なんとかウェーブを乗り越えて店内に戻ると、久我くんが顔を覗き込んできた。

「久我くん…、苗字で呼んでってば」

「ここ会社じゃないので大丈夫です」

「いや、大丈夫じゃない」

「やっぱり具合が悪いんですね?」

ん?話がすり替わってる。
もういいや。頭が働かない。

「バナナミルクにやられた…」

「そうなんですね!華さん、ちょっと腕見せてください」

「どうぞご自由に」

テーブルに突っ伏してぐったりと動けないでいると、久我くんが私の右腕をとる。

「やっぱり冷たい。鳥肌も立ってるし。ちょっと待っててください」

そう言って立ち上がると、すぐに戻って来た。

「華さん、白湯です。ゆっくり飲んで」

「ん…」

久我くんが口元に持ってきてくれた紙コップを、ゆっくりと口にする。

お腹の中がじわーっと温かくなった。

さらに久我くんは、着ていたスーツのジャケットを脱いで、私の肩に掛けてくれる。

「まだ寒いですか?」

「少し。でもさっきよりはマシかも」

「良かった。華さん、このまま直帰ってできますか?今17時過ぎなんですけど」

「あー、うん。

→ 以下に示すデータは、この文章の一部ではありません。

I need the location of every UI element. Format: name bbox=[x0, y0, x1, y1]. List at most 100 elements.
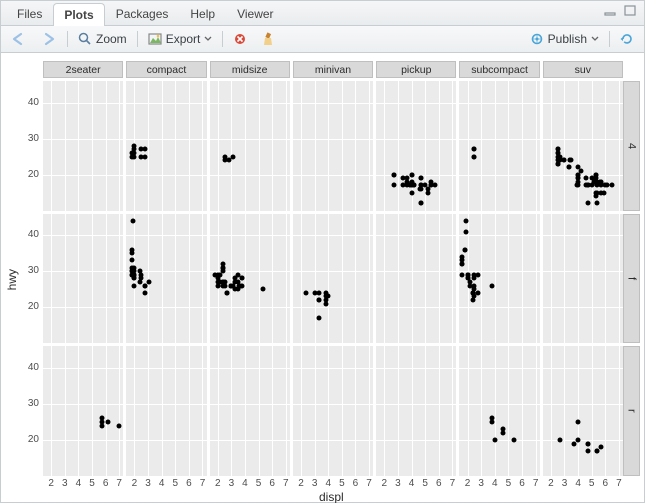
x-tick: 4 bbox=[573, 478, 583, 489]
x-tick: 3 bbox=[393, 478, 403, 489]
facet-panel bbox=[459, 81, 539, 211]
x-tick: 6 bbox=[600, 478, 610, 489]
x-tick: 6 bbox=[517, 478, 527, 489]
x-tick: 2 bbox=[379, 478, 389, 489]
export-button[interactable]: Export bbox=[144, 30, 217, 48]
facet-row-strip: r bbox=[623, 346, 640, 476]
x-tick: 7 bbox=[531, 478, 541, 489]
x-tick: 5 bbox=[587, 478, 597, 489]
facet-panel bbox=[43, 346, 123, 476]
x-tick: 7 bbox=[281, 478, 291, 489]
x-tick: 3 bbox=[476, 478, 486, 489]
x-tick: 2 bbox=[296, 478, 306, 489]
y-tick: 30 bbox=[19, 265, 39, 276]
facet-col-strip: subcompact bbox=[459, 61, 539, 78]
facet-row-strip: f bbox=[623, 214, 640, 344]
minimize-icon[interactable] bbox=[604, 5, 618, 17]
x-tick: 4 bbox=[323, 478, 333, 489]
publish-button[interactable]: Publish bbox=[526, 30, 603, 48]
facet-panel bbox=[210, 346, 290, 476]
facet-panel bbox=[376, 81, 456, 211]
y-tick: 30 bbox=[19, 398, 39, 409]
tab-files[interactable]: Files bbox=[6, 2, 53, 25]
x-tick: 4 bbox=[240, 478, 250, 489]
x-tick: 7 bbox=[364, 478, 374, 489]
facet-col-strip: pickup bbox=[376, 61, 456, 78]
clear-plots-button[interactable] bbox=[257, 30, 279, 48]
x-axis-label: displ bbox=[319, 490, 344, 503]
x-tick: 3 bbox=[143, 478, 153, 489]
x-tick: 3 bbox=[226, 478, 236, 489]
x-tick: 7 bbox=[614, 478, 624, 489]
maximize-icon[interactable] bbox=[624, 5, 638, 17]
forward-button[interactable] bbox=[37, 30, 61, 48]
zoom-label: Zoom bbox=[96, 32, 127, 46]
facet-panel bbox=[376, 214, 456, 344]
x-tick: 2 bbox=[129, 478, 139, 489]
tab-packages[interactable]: Packages bbox=[105, 2, 180, 25]
x-tick: 5 bbox=[87, 478, 97, 489]
x-tick: 4 bbox=[73, 478, 83, 489]
publish-label: Publish bbox=[548, 32, 587, 46]
facet-panel bbox=[43, 81, 123, 211]
facet-panel bbox=[126, 346, 206, 476]
facet-col-strip: midsize bbox=[210, 61, 290, 78]
refresh-button[interactable] bbox=[616, 30, 638, 48]
y-tick: 20 bbox=[19, 434, 39, 445]
x-tick: 4 bbox=[490, 478, 500, 489]
facet-panel bbox=[210, 81, 290, 211]
tab-plots[interactable]: Plots bbox=[53, 3, 104, 26]
x-tick: 3 bbox=[60, 478, 70, 489]
x-tick: 5 bbox=[337, 478, 347, 489]
x-tick: 5 bbox=[503, 478, 513, 489]
export-label: Export bbox=[166, 32, 201, 46]
facet-col-strip: 2seater bbox=[43, 61, 123, 78]
y-tick: 40 bbox=[19, 97, 39, 108]
facet-col-strip: minivan bbox=[293, 61, 373, 78]
x-tick: 2 bbox=[546, 478, 556, 489]
x-tick: 7 bbox=[114, 478, 124, 489]
x-tick: 6 bbox=[184, 478, 194, 489]
facet-panel bbox=[126, 81, 206, 211]
x-tick: 4 bbox=[157, 478, 167, 489]
chevron-down-icon bbox=[591, 36, 599, 42]
facet-panel bbox=[376, 346, 456, 476]
x-tick: 5 bbox=[420, 478, 430, 489]
facet-panel bbox=[126, 214, 206, 344]
x-tick: 2 bbox=[46, 478, 56, 489]
back-button[interactable] bbox=[7, 30, 31, 48]
y-tick: 40 bbox=[19, 229, 39, 240]
facet-scatter-plot: hwy displ 2seatercompactmidsizeminivanpick… bbox=[3, 55, 642, 500]
x-tick: 2 bbox=[213, 478, 223, 489]
facet-panel bbox=[543, 346, 623, 476]
x-tick: 2 bbox=[463, 478, 473, 489]
facet-panel bbox=[293, 346, 373, 476]
y-axis-label: hwy bbox=[5, 269, 19, 290]
remove-plot-button[interactable] bbox=[229, 30, 251, 48]
facet-panel bbox=[459, 214, 539, 344]
facet-panel bbox=[293, 214, 373, 344]
facet-panel bbox=[543, 214, 623, 344]
facet-col-strip: compact bbox=[126, 61, 206, 78]
facet-col-strip: suv bbox=[543, 61, 623, 78]
zoom-button[interactable]: Zoom bbox=[74, 30, 131, 48]
y-tick: 30 bbox=[19, 133, 39, 144]
tab-help[interactable]: Help bbox=[179, 2, 226, 25]
pane-tabbar: Files Plots Packages Help Viewer bbox=[1, 1, 644, 26]
x-tick: 7 bbox=[447, 478, 457, 489]
chevron-down-icon bbox=[204, 36, 212, 42]
facet-panel bbox=[210, 214, 290, 344]
y-tick: 20 bbox=[19, 169, 39, 180]
x-tick: 3 bbox=[310, 478, 320, 489]
x-tick: 6 bbox=[101, 478, 111, 489]
x-tick: 6 bbox=[350, 478, 360, 489]
x-tick: 5 bbox=[254, 478, 264, 489]
facet-panel bbox=[459, 346, 539, 476]
x-tick: 3 bbox=[559, 478, 569, 489]
x-tick: 6 bbox=[267, 478, 277, 489]
plots-toolbar: Zoom Export Publish bbox=[1, 26, 644, 53]
y-tick: 40 bbox=[19, 362, 39, 373]
plot-area: hwy displ 2seatercompactmidsizeminivanpick… bbox=[1, 53, 644, 502]
tab-viewer[interactable]: Viewer bbox=[226, 2, 284, 25]
facet-row-strip: 4 bbox=[623, 81, 640, 211]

課長に電話すればいいよって言ってくれると思う」

すると久我くんはすぐさま立ち上がり、外に電話をかけに行った。

「オッケーもらえました。華さん、行きましょう。立てますか?」

「生まれたての子鹿になるかも」

「じゃあ俺に掴まって」

「俺?久我くんの俺、初めて聞いたかも」

「いいから、ほら」

肩を貸してもらいながら店を出ると、タクシーが止まっていた。

いつの間に手配したのだろう。

久我くんは、よろける私を支えながらタクシーに乗り込んだ。